The emerging picture is of a deal designed to reach beyond the usual roster of major asset managers and hedge funds. In most large offerings, retail participation is limited, often coming through small allocations at brokerages after large institutions have taken the bulk of shares. A larger, structured retail component would be a notable choice for a company of SpaceX’s scale and profile.
This development matters because the size, pricing, and investor mix of a SpaceX IPO would reverberate across the broader market for new listings. A $75 billion fundraise, if realized, would rank among the biggest IPO capital raises ever attempted, and it would test how much demand exists for a single, headline-grabbing issuer at the offered price.
It also matters for market structure. A large retail allocation can influence early trading dynamics by spreading shares across a wider base of holders, potentially changing how shares trade in the first days and weeks after listing. It can also shape perceptions of fairness and access in a high-profile deal, particularly one tied to a founder with an unusually large public footprint.
For Wall Street, the reports underscore how aggressively banks and advisors are expected to compete for roles and allocations. A deal of this scale can set fee and distribution benchmarks, and it can become a reference point for other companies considering large offerings.
Next, investors and markets will be watching for updated IPO documentation and any formal confirmation of price, size, and allocation plans. Reuters reported that SpaceX planned to set the IPO price at $135 per share, but key terms in major offerings often remain subject to change up to and through the bookbuilding process.

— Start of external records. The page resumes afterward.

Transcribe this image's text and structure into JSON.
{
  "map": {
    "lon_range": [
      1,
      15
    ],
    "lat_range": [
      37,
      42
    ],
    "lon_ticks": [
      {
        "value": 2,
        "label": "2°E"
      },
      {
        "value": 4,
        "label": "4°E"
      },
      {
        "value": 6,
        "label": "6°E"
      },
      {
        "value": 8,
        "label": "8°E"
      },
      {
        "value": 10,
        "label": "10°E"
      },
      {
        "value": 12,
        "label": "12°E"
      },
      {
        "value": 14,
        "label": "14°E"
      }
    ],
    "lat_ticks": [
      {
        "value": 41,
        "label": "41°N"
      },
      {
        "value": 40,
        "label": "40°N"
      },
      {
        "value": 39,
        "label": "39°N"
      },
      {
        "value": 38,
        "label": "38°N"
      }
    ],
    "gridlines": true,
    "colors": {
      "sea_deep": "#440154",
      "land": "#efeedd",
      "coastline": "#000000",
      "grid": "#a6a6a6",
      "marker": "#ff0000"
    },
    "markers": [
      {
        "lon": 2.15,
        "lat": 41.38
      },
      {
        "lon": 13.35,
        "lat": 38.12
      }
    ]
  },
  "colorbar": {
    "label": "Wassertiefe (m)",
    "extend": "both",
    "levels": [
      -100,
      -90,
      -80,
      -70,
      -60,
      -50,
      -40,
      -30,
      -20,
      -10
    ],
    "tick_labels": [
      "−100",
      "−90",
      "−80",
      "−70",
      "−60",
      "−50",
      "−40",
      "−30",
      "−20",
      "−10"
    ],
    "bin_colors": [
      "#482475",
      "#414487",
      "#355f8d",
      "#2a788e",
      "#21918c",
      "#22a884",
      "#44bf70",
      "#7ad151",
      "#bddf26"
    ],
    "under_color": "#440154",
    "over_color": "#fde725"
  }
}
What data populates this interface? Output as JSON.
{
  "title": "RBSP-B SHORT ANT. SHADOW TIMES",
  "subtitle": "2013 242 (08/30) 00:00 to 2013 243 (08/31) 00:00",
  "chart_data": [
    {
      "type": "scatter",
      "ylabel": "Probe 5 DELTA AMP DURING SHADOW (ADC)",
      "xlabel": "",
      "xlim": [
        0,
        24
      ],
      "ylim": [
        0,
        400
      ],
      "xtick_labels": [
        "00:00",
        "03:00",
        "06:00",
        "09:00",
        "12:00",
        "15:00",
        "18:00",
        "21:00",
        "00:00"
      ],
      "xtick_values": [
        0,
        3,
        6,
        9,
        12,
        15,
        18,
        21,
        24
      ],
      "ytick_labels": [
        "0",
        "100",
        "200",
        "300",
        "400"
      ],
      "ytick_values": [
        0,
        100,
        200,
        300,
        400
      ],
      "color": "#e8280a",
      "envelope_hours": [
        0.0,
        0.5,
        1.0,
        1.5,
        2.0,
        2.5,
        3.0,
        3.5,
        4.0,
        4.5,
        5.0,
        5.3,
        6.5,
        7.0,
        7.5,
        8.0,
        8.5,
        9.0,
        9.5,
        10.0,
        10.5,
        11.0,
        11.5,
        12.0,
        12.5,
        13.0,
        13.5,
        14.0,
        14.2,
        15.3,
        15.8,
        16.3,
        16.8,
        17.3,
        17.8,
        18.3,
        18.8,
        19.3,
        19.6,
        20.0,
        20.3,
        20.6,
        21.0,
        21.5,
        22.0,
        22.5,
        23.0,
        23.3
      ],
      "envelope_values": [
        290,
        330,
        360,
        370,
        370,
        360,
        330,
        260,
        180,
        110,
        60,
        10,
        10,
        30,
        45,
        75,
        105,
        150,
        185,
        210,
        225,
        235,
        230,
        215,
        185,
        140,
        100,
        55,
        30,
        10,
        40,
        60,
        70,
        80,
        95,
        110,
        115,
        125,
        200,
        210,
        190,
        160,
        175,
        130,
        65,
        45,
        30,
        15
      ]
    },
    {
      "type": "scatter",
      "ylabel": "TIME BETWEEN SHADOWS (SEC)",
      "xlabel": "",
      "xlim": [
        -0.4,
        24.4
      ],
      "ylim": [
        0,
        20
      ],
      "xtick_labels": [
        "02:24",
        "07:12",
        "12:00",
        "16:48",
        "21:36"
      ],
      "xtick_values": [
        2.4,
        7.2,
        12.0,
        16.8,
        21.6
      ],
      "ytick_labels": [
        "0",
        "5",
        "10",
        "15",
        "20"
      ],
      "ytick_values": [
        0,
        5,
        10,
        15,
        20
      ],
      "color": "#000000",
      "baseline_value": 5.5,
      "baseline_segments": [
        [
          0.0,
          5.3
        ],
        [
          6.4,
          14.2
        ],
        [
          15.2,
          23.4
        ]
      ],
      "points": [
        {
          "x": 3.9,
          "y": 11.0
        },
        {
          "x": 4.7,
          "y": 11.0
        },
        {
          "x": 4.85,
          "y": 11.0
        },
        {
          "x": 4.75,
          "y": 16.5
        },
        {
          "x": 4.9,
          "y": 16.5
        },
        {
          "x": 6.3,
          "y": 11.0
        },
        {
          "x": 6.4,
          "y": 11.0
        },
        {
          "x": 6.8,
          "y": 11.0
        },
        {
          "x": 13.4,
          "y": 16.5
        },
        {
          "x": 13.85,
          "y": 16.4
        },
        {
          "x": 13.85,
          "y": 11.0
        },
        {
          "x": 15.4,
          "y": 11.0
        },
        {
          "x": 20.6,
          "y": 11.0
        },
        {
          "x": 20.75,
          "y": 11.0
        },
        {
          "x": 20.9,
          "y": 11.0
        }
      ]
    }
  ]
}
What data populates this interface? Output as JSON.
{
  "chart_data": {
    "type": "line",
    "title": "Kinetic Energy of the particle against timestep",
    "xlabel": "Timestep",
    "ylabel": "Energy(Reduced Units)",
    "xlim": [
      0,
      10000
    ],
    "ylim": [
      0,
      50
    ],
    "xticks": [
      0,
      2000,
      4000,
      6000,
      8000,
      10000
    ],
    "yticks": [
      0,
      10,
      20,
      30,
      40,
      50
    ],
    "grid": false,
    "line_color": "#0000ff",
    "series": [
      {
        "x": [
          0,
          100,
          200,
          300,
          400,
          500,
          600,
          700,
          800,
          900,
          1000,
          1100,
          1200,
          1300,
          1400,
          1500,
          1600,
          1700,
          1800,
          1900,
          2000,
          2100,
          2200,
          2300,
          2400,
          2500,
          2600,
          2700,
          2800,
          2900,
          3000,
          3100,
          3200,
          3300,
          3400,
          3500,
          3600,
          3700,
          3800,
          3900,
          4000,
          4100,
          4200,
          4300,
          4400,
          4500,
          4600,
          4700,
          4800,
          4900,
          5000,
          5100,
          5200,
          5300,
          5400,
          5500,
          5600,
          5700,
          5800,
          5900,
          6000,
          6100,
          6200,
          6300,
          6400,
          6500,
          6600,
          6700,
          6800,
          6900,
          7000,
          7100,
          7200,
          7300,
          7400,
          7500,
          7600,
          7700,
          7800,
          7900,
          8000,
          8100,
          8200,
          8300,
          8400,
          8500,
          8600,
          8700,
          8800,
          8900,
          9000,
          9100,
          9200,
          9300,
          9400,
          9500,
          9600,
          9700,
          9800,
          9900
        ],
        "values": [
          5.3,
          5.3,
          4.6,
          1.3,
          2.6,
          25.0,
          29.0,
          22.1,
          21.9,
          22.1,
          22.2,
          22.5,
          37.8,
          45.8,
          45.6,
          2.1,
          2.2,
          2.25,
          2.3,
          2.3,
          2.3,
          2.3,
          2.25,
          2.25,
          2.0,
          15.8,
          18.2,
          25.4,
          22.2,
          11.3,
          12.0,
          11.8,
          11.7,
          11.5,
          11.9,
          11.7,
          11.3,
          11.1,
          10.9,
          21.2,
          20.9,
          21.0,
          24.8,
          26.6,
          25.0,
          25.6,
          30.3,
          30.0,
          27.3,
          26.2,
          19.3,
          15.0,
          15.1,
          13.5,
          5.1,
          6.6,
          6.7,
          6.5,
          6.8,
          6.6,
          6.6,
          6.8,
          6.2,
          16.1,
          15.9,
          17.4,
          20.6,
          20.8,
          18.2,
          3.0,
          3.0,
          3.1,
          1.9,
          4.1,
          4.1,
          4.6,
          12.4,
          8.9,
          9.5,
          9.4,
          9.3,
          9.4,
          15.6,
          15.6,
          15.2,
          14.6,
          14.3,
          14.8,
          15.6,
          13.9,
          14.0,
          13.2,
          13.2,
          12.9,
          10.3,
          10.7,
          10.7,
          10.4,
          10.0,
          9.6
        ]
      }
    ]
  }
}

Market participants will also focus on how shares would be distributed among institutions and retail accounts, and what channels retail investors would be able to use to participate. The degree of access, and how it is implemented, will determine whether the company’s retail push is symbolic or structurally significant.
However the final terms land, the reports signal that SpaceX is preparing an IPO designed to be both massive in scale and unusually broad in participation.